Click on the image above to retrieve a 1920 x 1200 version of the Andromeda Galaxy that you can use as a desktop background on the now common high resolution monitors.
Finally, remember the image of Omega Centauri we showed you in a recent article? It is one of the around 150 globular clusters that surround our Milky Way – in fact the the largest, containing 10 million stars, 16,000 light-years away and roughly 85 light-years across.
Well, here's a new picture of the Omega Centauri Globular Cluster, which was caught by NASA's Cassini spacecraft while it was pointed to study Saturn's F-ring. If you click the picture you will see a concatenation of 13 images, each taken about three minutes apart, that show Omega Centauri move by. Some of the cluster's stars can even be seen through the ring's narrow Keeler Gap near the end of the movie. It was produced by the Cassini Imaging Central Laboratory for Operations (CICLOPS).
Of the many feedback messages we received – including a number referring to the astronomical pictures, there is one we want to share with you. It is from an old friend and remarkable puzzle expert:
Dear ChessBase,
I enjoyed reading John Nunn's ChessBase notes on the recent solving championship that he again won. The problems are unattributed, but the long selfmate has all the dread hallmarks of Camillo Gamnitzer; do I guess correctly? I think I finally solved it -- took me more than 25 minutes, but if I'm right (about both author and solution) it's the first time I've cracked a Gamnitzer at all.
For the other problems – I completely failed on the mate in 3 and still have no idea what's going on in the study. For the helpmate, I solved the first part reasonably fast: 1 ... Bh4! 2 Kxe3 Bxg5+ 3 Kd4 Bh4! 4 Bh6!! Bg5! (second switchback, this time without capturing) 5 Kc3 Bc1 6 Bd2 Bxb2#. Since the second part's solution has a much more routine motivation (the White pawn must march to remove the Nc6, getting out of the way of ...Rd5 as soon as possible), it must have been included to provide an "echo" of the first solution (the mating picture: Ka3,Bb2 vs. Kc3,Rc4,Bd2, pawns c2,d3, has been exactly shifted up one diagonal space, though it is obtained with rather different play) plus, of course, to add to the solving challenge!
Sincerely, Noam D. Elkies
In a later email he wrote:
I see now that I got the selfmate's solution correctly, but not its composer's name. It's still much in the Gamnitzer style, though one might have preferred the threat made by the initial 1 Rd4 to be longer, ideally finishing on the 7th move as does the threat after 3 Nd8.
Noam D. Elkies, 44, is an American mathematician and chess master. At 14 he received a gold medal with perfect score at the International Mathematical Olympiad, and at 16 he won the Putnam competition. He graduated as valedictorian at age 18, in Mathematics and Music, and earned his Ph.D. at the age of 20 at Harvard University.
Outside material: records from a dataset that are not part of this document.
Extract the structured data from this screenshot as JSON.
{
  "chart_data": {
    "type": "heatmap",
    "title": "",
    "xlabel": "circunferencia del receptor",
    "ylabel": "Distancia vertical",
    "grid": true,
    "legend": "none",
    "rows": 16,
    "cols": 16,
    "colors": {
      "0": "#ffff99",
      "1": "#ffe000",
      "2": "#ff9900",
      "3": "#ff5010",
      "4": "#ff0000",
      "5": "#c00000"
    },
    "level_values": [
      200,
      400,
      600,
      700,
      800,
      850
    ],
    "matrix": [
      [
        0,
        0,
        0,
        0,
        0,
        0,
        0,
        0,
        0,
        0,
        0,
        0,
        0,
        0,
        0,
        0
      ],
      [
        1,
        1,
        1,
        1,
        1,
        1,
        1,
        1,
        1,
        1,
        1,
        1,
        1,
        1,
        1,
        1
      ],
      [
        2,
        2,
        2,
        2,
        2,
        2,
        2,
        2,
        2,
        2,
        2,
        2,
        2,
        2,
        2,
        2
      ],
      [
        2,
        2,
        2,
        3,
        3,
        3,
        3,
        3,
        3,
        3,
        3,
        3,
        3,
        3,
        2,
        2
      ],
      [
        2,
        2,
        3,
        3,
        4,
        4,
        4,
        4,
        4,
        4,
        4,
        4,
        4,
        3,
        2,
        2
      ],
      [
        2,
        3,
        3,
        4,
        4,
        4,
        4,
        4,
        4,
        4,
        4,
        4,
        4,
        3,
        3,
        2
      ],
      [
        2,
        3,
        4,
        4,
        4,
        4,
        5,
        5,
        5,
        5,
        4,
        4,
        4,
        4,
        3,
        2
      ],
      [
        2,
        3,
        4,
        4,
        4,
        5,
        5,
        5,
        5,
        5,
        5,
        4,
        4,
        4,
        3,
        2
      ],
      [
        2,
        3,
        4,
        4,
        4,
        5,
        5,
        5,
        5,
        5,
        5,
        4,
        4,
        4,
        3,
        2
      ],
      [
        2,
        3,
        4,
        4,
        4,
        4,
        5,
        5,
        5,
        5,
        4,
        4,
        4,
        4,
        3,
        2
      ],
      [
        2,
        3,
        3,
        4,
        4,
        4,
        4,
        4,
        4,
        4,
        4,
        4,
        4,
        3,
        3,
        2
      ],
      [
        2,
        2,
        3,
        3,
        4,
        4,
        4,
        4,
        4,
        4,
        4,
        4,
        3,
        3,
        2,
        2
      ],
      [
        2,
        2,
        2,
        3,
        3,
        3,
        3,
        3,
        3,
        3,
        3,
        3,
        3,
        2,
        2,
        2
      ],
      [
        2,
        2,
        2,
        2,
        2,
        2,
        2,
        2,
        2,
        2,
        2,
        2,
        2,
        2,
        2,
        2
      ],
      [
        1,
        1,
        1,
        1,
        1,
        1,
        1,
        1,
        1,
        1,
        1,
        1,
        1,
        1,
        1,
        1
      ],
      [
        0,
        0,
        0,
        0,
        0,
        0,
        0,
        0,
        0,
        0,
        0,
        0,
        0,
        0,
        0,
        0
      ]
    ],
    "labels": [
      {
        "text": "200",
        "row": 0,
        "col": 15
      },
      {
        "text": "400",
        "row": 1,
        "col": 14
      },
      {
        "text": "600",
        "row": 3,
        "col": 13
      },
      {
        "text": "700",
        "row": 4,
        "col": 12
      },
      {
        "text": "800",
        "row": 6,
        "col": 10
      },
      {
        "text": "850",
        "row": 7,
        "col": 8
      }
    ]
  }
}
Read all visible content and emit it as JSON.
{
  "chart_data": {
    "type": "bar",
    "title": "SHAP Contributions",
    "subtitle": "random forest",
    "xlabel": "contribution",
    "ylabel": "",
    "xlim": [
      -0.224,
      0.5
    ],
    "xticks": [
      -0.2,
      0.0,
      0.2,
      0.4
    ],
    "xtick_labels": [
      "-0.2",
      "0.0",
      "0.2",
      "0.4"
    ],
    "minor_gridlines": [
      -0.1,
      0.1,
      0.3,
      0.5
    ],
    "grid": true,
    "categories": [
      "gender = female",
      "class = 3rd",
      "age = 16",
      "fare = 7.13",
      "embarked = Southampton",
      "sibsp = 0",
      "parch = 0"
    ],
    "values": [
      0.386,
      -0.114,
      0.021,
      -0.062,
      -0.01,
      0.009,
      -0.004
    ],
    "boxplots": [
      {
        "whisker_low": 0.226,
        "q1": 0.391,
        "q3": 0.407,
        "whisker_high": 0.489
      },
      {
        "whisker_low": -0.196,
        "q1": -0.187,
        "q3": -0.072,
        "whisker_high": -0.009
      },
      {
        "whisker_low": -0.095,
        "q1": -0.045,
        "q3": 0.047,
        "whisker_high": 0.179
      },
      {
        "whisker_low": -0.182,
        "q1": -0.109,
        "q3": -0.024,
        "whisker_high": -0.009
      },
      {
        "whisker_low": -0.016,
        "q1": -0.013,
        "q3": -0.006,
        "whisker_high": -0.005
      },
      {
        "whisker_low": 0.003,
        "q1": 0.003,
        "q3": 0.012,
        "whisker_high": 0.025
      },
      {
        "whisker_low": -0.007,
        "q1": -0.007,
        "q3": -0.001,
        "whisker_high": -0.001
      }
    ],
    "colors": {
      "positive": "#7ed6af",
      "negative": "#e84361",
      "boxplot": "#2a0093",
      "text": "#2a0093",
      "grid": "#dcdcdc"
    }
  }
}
In 1987 he proved that an elliptic curve over the rational numbers is supersingular at infinitely many primes, and in 1988 he disproved Euler's sum of powers conjecture for fourth powers. His work on these problems won him recognition and a position as an associate professor at Harvard in 1990. In 1993, he was made a full, tenured professor at the age of 26. This made him the youngest full professor in the history of Harvard, surpassing the record previously held by Alan Dershowitz and Lawrence Summers (who were made full professors at age 28).